In any event I'll try to source my cooking oil from uncontaminated trucks!
(As an aside, thanks for taking my question seriously and putting thought into an answer, unlike some of the other more "colorful" responses!)
Test it out bro. Since you believe the impact of putting gasoline in food is so contentious. It's funny how you still deflect by implying it was "a thimbleful" when you have no idea how much it was or how dangerous it is.
B-b-b-but you're just asking the questions right?
...scaling laws. They are best illustrated with different sized items. Like a thimble, a coffee cup, or an oil tanker, all representing volumes of different orders of magnitude.
Stop, an empty tanker truck can have a huge amount of fuel in it. You do know that fuel has a lot of impurities right? If you don't believe me just pull up some pictures of fuel tanks on cars being opened. They can be caked with sediment and heavy metals at the bottom even after a few years.
You are a bad dangerous shill.
A simple, "your scaling argument doesn't really apply since the amount of residue left behind scales with the volume, not area" would have sufficed.
Gasoline is a pretty powerful solvent; would residue left behind that doesn't come off from gasoline be liberated by cooking oil? It's an honest question.
And I sure hope the regulatory agencies and shipping companies in my country do a better job than in China. This sort of thing is terrifying; I'm just curious as to an emotionless analysis of how bad this likely is. What concentration of benzene is acceptable? "None" would be best but we already breathe it. Would contaminated cooking oil likely be equivalent to...inhaling once at a gas station? A wet martini with diesel instead of vermouth?
Some people like asking hypothetical questions, others just take every random question as a personal affront.
The additives and chemicals in fuel are straight up cancerous. Your coffee in this example, would now come with a hint of crippling disabilities for your children.

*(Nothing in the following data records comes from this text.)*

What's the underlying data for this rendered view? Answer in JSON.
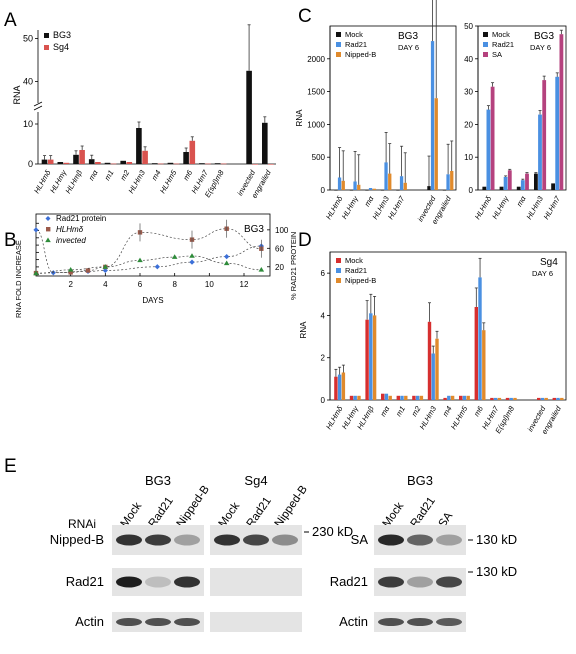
{
  "panel_letters": [
    "A",
    "B",
    "C",
    "D",
    "E"
  ],
  "chart_data": [
    {
      "id": "A",
      "type": "bar",
      "title": "",
      "ylabel": "RNA",
      "ylim_lower": [
        0,
        13
      ],
      "ylim_upper": [
        35,
        52
      ],
      "ticks_lower": [
        0,
        10
      ],
      "ticks_upper": [
        40,
        50
      ],
      "categories": [
        "HLHmδ",
        "HLHmγ",
        "HLHmβ",
        "mα",
        "m1",
        "m2",
        "HLHm3",
        "m4",
        "HLHm5",
        "m6",
        "HLHm7",
        "E(spl)m8",
        "",
        "invected",
        "engrailed"
      ],
      "series": [
        {
          "name": "BG3",
          "color": "#111111",
          "values": [
            1.1,
            0.5,
            2.3,
            1.2,
            0.3,
            0.8,
            9,
            0.2,
            0.3,
            3,
            0.2,
            0.2,
            null,
            42.5,
            10.3
          ]
        },
        {
          "name": "Sg4",
          "color": "#d9534f",
          "values": [
            1.1,
            0.3,
            3.5,
            0.5,
            0.1,
            0.5,
            3.3,
            0.1,
            0.1,
            5.8,
            0.1,
            0.1,
            null,
            0,
            0
          ]
        }
      ]
    },
    {
      "id": "B",
      "type": "scatter",
      "title": "BG3",
      "xlabel": "DAYS",
      "ylabel": "RNA FOLD INCREASE",
      "y2label": "% RAD21 PROTEIN",
      "xlim": [
        0,
        13.5
      ],
      "xticks": [
        2,
        4,
        6,
        8,
        10,
        12
      ],
      "ylim": [
        -5,
        160
      ],
      "yticks": [
        0,
        20,
        40,
        60,
        80,
        100,
        120,
        140
      ],
      "y2lim": [
        0,
        130
      ],
      "y2ticks": [
        20,
        60,
        100
      ],
      "series": [
        {
          "name": "Rad21 protein",
          "color": "#3b6fd8",
          "marker": "diamond",
          "axis": "y2",
          "x": [
            0,
            1,
            3,
            4,
            7,
            9,
            11,
            13
          ],
          "y": [
            100,
            7,
            10,
            12,
            20,
            30,
            42,
            65
          ]
        },
        {
          "name": "HLHmδ",
          "color": "#9b5a4a",
          "marker": "square",
          "axis": "y",
          "x": [
            0,
            2,
            3,
            4,
            6,
            9,
            11,
            13
          ],
          "y": [
            3,
            5,
            10,
            20,
            115,
            95,
            125,
            70
          ]
        },
        {
          "name": "invected",
          "color": "#2e8b3a",
          "marker": "triangle",
          "axis": "y",
          "x": [
            0,
            2,
            4,
            6,
            8,
            9,
            11,
            13
          ],
          "y": [
            2,
            12,
            20,
            38,
            47,
            50,
            30,
            12
          ]
        }
      ]
    },
    {
      "id": "C1",
      "type": "bar",
      "title": "BG3",
      "subtitle": "DAY 6",
      "ylabel": "RNA",
      "ylim": [
        0,
        2500
      ],
      "yticks": [
        0,
        500,
        1000,
        1500,
        2000
      ],
      "categories": [
        "HLHmδ",
        "HLHmγ",
        "mα",
        "HLHm3",
        "HLHm7",
        "",
        "invected",
        "engrailed"
      ],
      "series": [
        {
          "name": "Mock",
          "color": "#111111",
          "values": [
            0,
            0,
            0,
            0,
            0,
            null,
            60,
            0
          ]
        },
        {
          "name": "Rad21",
          "color": "#4a90e2",
          "values": [
            190,
            130,
            30,
            420,
            210,
            null,
            2270,
            240
          ]
        },
        {
          "name": "Nipped-B",
          "color": "#e08a2c",
          "values": [
            140,
            80,
            20,
            250,
            110,
            null,
            1400,
            290
          ]
        }
      ]
    },
    {
      "id": "C2",
      "type": "bar",
      "title": "BG3",
      "subtitle": "DAY 6",
      "ylabel": "",
      "ylim": [
        0,
        50
      ],
      "yticks": [
        0,
        10,
        20,
        30,
        40,
        50
      ],
      "categories": [
        "HLHmδ",
        "HLHmγ",
        "mα",
        "HLHm3",
        "HLHm7"
      ],
      "series": [
        {
          "name": "Mock",
          "color": "#111111",
          "values": [
            1,
            1,
            1,
            5,
            2
          ]
        },
        {
          "name": "Rad21",
          "color": "#4a90e2",
          "values": [
            24.5,
            4,
            3,
            23,
            34.5
          ]
        },
        {
          "name": "SA",
          "color": "#b5427e",
          "values": [
            31.5,
            6,
            5,
            33.5,
            47.5
          ]
        }
      ]
    },
    {
      "id": "D",
      "type": "bar",
      "title": "Sg4",
      "subtitle": "DAY 6",
      "ylabel": "RNA",
      "ylim": [
        0,
        7
      ],
      "yticks": [
        0,
        2,
        4,
        6
      ],
      "categories": [
        "HLHmδ",
        "HLHmγ",
        "HLHmβ",
        "mα",
        "m1",
        "m2",
        "HLHm3",
        "m4",
        "HLHm5",
        "m6",
        "HLHm7",
        "E(spl)m8",
        "",
        "invected",
        "engrailed"
      ],
      "series": [
        {
          "name": "Mock",
          "color": "#d62f2f",
          "values": [
            1.1,
            0.2,
            3.8,
            0.3,
            0.2,
            0.2,
            3.7,
            0.1,
            0.2,
            4.4,
            0.1,
            0.1,
            null,
            0.1,
            0.1
          ]
        },
        {
          "name": "Rad21",
          "color": "#4a90e2",
          "values": [
            1.2,
            0.2,
            4.1,
            0.3,
            0.2,
            0.2,
            2.2,
            0.2,
            0.2,
            5.8,
            0.1,
            0.1,
            null,
            0.1,
            0.1
          ]
        },
        {
          "name": "Nipped-B",
          "color": "#e08a2c",
          "values": [
            1.3,
            0.2,
            4.0,
            0.2,
            0.2,
            0.2,
            2.9,
            0.2,
            0.2,
            3.3,
            0.1,
            0.1,
            null,
            0.1,
            0.1
          ]
        }
      ]
    }
  ],
  "blot": {
    "rnai_label": "RNAi",
    "groups": [
      {
        "title": "BG3",
        "lanes": [
          "Mock",
          "Rad21",
          "Nipped-B"
        ]
      },
      {
        "title": "Sg4",
        "lanes": [
          "Mock",
          "Rad21",
          "Nipped-B"
        ]
      },
      {
        "title": "BG3",
        "lanes": [
          "Mock",
          "Rad21",
          "SA"
        ]
      }
    ],
    "row_labels_left": [
      "Nipped-B",
      "Rad21",
      "Actin"
    ],
    "row_labels_right": [
      "SA",
      "Rad21",
      "Actin"
    ],
    "size_labels": [
      "230 kD",
      "130 kD",
      "130 kD"
    ],
    "band_intensity": [
      [
        [
          0.85,
          0.8,
          0.3
        ],
        [
          0.85,
          0.75,
          0.4
        ],
        [
          0.9,
          0.6,
          0.3
        ]
      ],
      [
        [
          0.95,
          0.15,
          0.85
        ],
        [
          0,
          0,
          0
        ],
        [
          0.8,
          0.3,
          0.75
        ]
      ],
      [
        [
          0.7,
          0.7,
          0.7
        ],
        [
          0,
          0,
          0
        ],
        [
          0.7,
          0.7,
          0.65
        ]
      ]
    ]
  }
}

Your supposition about surface area is correct but with contaminants this powerful it's not really valid.
There's also no telling how "empty" this thing actually gets before they fill it back up. If they're being this reckless, there's no reason to think they're fully draining the tanker.
Yup, and that's why they got away with it without anyone noticing. Eating that oil your whole life is probably not good for you though, because fuel chemicals can be pretty nasty. They say there's no safe level of a carcinogen.
Consider this:
When the cooking oil is heated, the distillate contamination will flash off, leaving a nice clean cooking oil.
If distillate is slightly contaminated with with cooking oil, probably not so bad that engines burning it can't deal with the slightly differing heat rate and specific gravity of the new mixture.
😂
Depends if it's light distillate, or, like, coal tar.
Butane -> cooking oil without washing would be fine, by the standard of if I'd still use the oil. I'd be more worried about leaching from the metal or plastic of the tank.
Nope.
I don't even feel like I should tell you why you're wrong, but here we go.
You assume that the fuel oil is more volatile then cooking temperatures, but what fuel oil? Diesel? Diesel has a boiling temperature between 160c and 360c(diesel varries because there are different compositions and blends). Deep fry is between 160c and 190c. That assumes we're deep frying. Plenty of ways to use cooking oil without heating to those temperatures.
Also assumes that there's nothing else in the fuel oil. Plenty of additives that might not boil off or if they do, be toxic if inhaled. I have of stories of transformer oil being used for deep frying.
I'm taking the piss.
Reasoning like the stupid idiots who decided this was a good idea.
You're giving them a lot of credit by suggesting they even thought about the potential consequences for their consumers.